NANTZ The idea was to never lose track of Tiger during the entire body of a three-hour broadcast. It was a new era for golf because a golfer was now maybe the most famous athlete in the world.
The pervasive belief in the wake of Woods’s 1997 Masters victory was that it would be a catalyst for diversifying professional golf, which had a well-deserved reputation for exclusionary tactics and biases. The PGA Tour had a Caucasian-only clause until 1961. Elder was not welcomed to the Masters until 14 years later. Woods’s 1997 Masters breakthrough and exploding fame were expected to bring sweeping change. But 25 years later, there are no more than a handful of Black golfers on the PGA Tour.
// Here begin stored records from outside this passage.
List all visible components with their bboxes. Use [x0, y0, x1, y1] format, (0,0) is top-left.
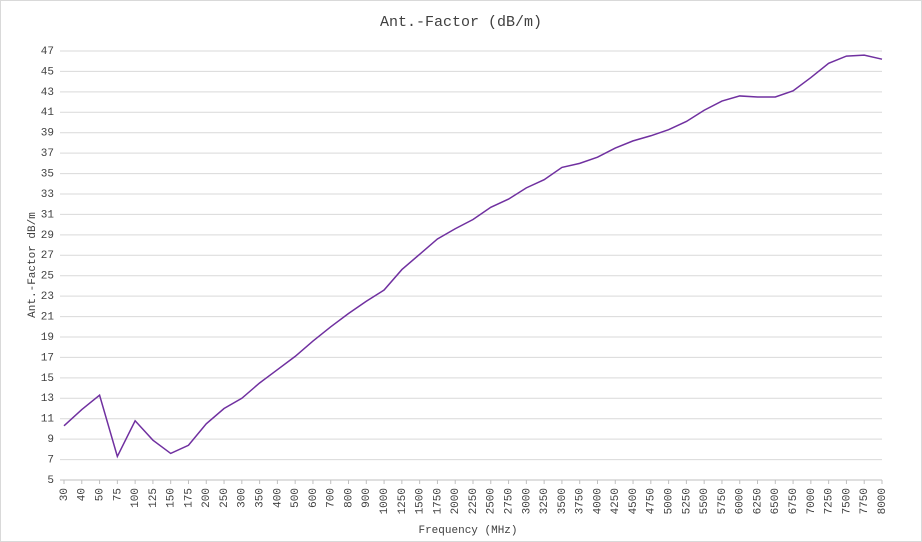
y-tick-label: 11	[41, 414, 55, 426]
x-tick-label: 4750	[646, 488, 658, 514]
x-tick-label: 175	[183, 488, 195, 508]
y-tick-label: 5	[47, 475, 54, 487]
y-tick-label: 23	[41, 291, 54, 303]
x-tick-label: 2750	[503, 488, 515, 514]
data-line	[63, 54, 883, 459]
x-tick-label: 2250	[468, 488, 480, 514]
x-tick-label: 800	[343, 488, 355, 508]
y-tick-label: 39	[41, 128, 54, 140]
x-tick-label: 7500	[841, 488, 853, 514]
x-tick-label: 125	[148, 488, 160, 508]
y-tick-label: 47	[41, 46, 54, 58]
x-tick-label: 900	[361, 488, 373, 508]
y-tick-label: 17	[41, 352, 54, 364]
x-tick-label: 50	[94, 488, 106, 501]
y-tick-label: 19	[41, 332, 54, 344]
x-tick-label: 1500	[415, 488, 427, 514]
x-tick-label: 5500	[699, 488, 711, 514]
x-tick-label: 3500	[557, 488, 569, 514]
x-tick-label: 7000	[806, 488, 818, 514]
y-tick-label: 45	[41, 66, 54, 78]
x-tick-label: 4500	[628, 488, 640, 514]
x-axis-title: Frequency (MHz)	[418, 525, 517, 537]
y-axis-title: Ant.-Factor dB/m	[27, 212, 39, 318]
x-tick-label: 4000	[592, 488, 604, 514]
x-tick-label: 5250	[681, 488, 693, 514]
x-tick-label: 4250	[610, 488, 622, 514]
x-tick-label: 3000	[521, 488, 533, 514]
x-tick-label: 7250	[824, 488, 836, 514]
x-tick-label: 30	[59, 488, 71, 501]
y-tick-label: 9	[47, 434, 54, 446]
x-tick-label: 3250	[539, 488, 551, 514]
x-tick-label: 700	[326, 488, 338, 508]
x-tick-label: 2000	[450, 488, 462, 514]
y-tick-label: 33	[41, 189, 54, 201]
x-tick-label: 350	[255, 488, 267, 508]
y-tick-label: 25	[41, 271, 54, 283]
x-tick-label: 1750	[432, 488, 444, 514]
x-tick-label: 400	[272, 488, 284, 508]
y-tick-label: 27	[41, 250, 54, 262]
y-tick-label: 35	[41, 168, 54, 180]
x-tick-label: 2500	[486, 488, 498, 514]
x-tick-label: 300	[237, 488, 249, 508]
y-tick-label: 21	[41, 311, 55, 323]
x-tick-label: 1000	[379, 488, 391, 514]
x-tick-label: 8000	[877, 488, 889, 514]
y-tick-label: 15	[41, 373, 54, 385]
x-tick-label: 250	[219, 488, 231, 508]
x-tick-label: 75	[112, 488, 124, 501]
x-tick-label: 7750	[859, 488, 871, 514]
x-tick-label: 3750	[575, 488, 587, 514]
y-tick-label: 31	[41, 209, 55, 221]
x-tick-label: 150	[166, 488, 178, 508]
y-tick-label: 29	[41, 230, 54, 242]
x-tick-label: 200	[201, 488, 213, 508]
x-tick-label: 100	[130, 488, 142, 508]
x-tick-label: 500	[290, 488, 302, 508]
x-tick-label: 40	[77, 488, 89, 501]
x-tick-label: 5000	[664, 488, 676, 514]
y-tick-label: 41	[41, 107, 55, 119]
chart-title: Ant.-Factor (dB/m)	[380, 14, 542, 31]
x-tick-label: 5750	[717, 488, 729, 514]
x-tick-label: 6000	[735, 488, 747, 514]
x-tick-label: 1250	[397, 488, 409, 514]
y-tick-label: 43	[41, 87, 54, 99]
y-tick-label: 7	[47, 454, 54, 466]
x-tick-label: 600	[308, 488, 320, 508]
y-tick-label: 37	[41, 148, 54, 160]
x-tick-label: 6750	[788, 488, 800, 514]
x-tick-label: 6500	[770, 488, 782, 514]
y-tick-label: 13	[41, 393, 54, 405]
x-tick-label: 6250	[752, 488, 764, 514]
JARIAH BEARD (one of dozens of Black caddies at Augusta National from 1955 to 1983) We had more Black pros in the 1960s than we do now. In the 1980s, another Black golfer, Calvin Peete, won 12 PGA Tour events. He won the Players Championship and was near the top of the money rankings list almost every year. Tiger came along 10 years later, but how many have followed him?
EDWARD WANAMBWA (an editor for African American Golfer’s Digest and a former caddie for Elder) It was a bit naïve to think there was going to be this sudden influx of African American golfers. Why didn’t the floodgates open? Because elite golf is not a cheap endeavor — the equipment, the travel, the entry fees to tournaments, it’s expensive. There are well-meaning initiatives to introduce the game to junior golfers, but the mechanisms for getting to the tour weren’t there.
BEARD (81, still lives in Augusta) Tiger’s win really helped young white golfers more than Black golfers. The young white golfers made Tiger their hero and emulated his swing, his workout habits, his aggressiveness. They all became better because of Tiger.
GARY WOODLAND (2019 U.S. Open champion) I’ve watched Tiger win that first Masters on an old VHS tape maybe 400 million times.
JOEL DAHMEN (sixth year on the PGA Tour) I’ve watched too many times to count. At least 40. Every time it comes on, I don’t care if Tiger is on the first hole in that final round, I have to watch the whole thing.
WANAMBWA That’s the thing, it was still great to watch a brother — someone who looks like us — slip on the green jacket at Augusta National. It was a win for all the Black caddies and all the Black golfers who never got to play there. That supersedes all the rest.
Woods skipped Arby’s after Sunday’s final round. As is tradition, the Augusta National membership feted the Masters champion and his family at a ceremonial dinner as the sun was setting on the grounds. When Woods got back to his rental house, a party ensued for the tenants and invited guests with no shortage of adult beverages.
At some point late in the night, Woods slipped away from the gathering. Later, Earl Woods went looking for the Masters champion. He peeked into his son’s bedroom and found him asleep on the bed, his arms hugging his green jacket.
Interviews have been edited and condensed.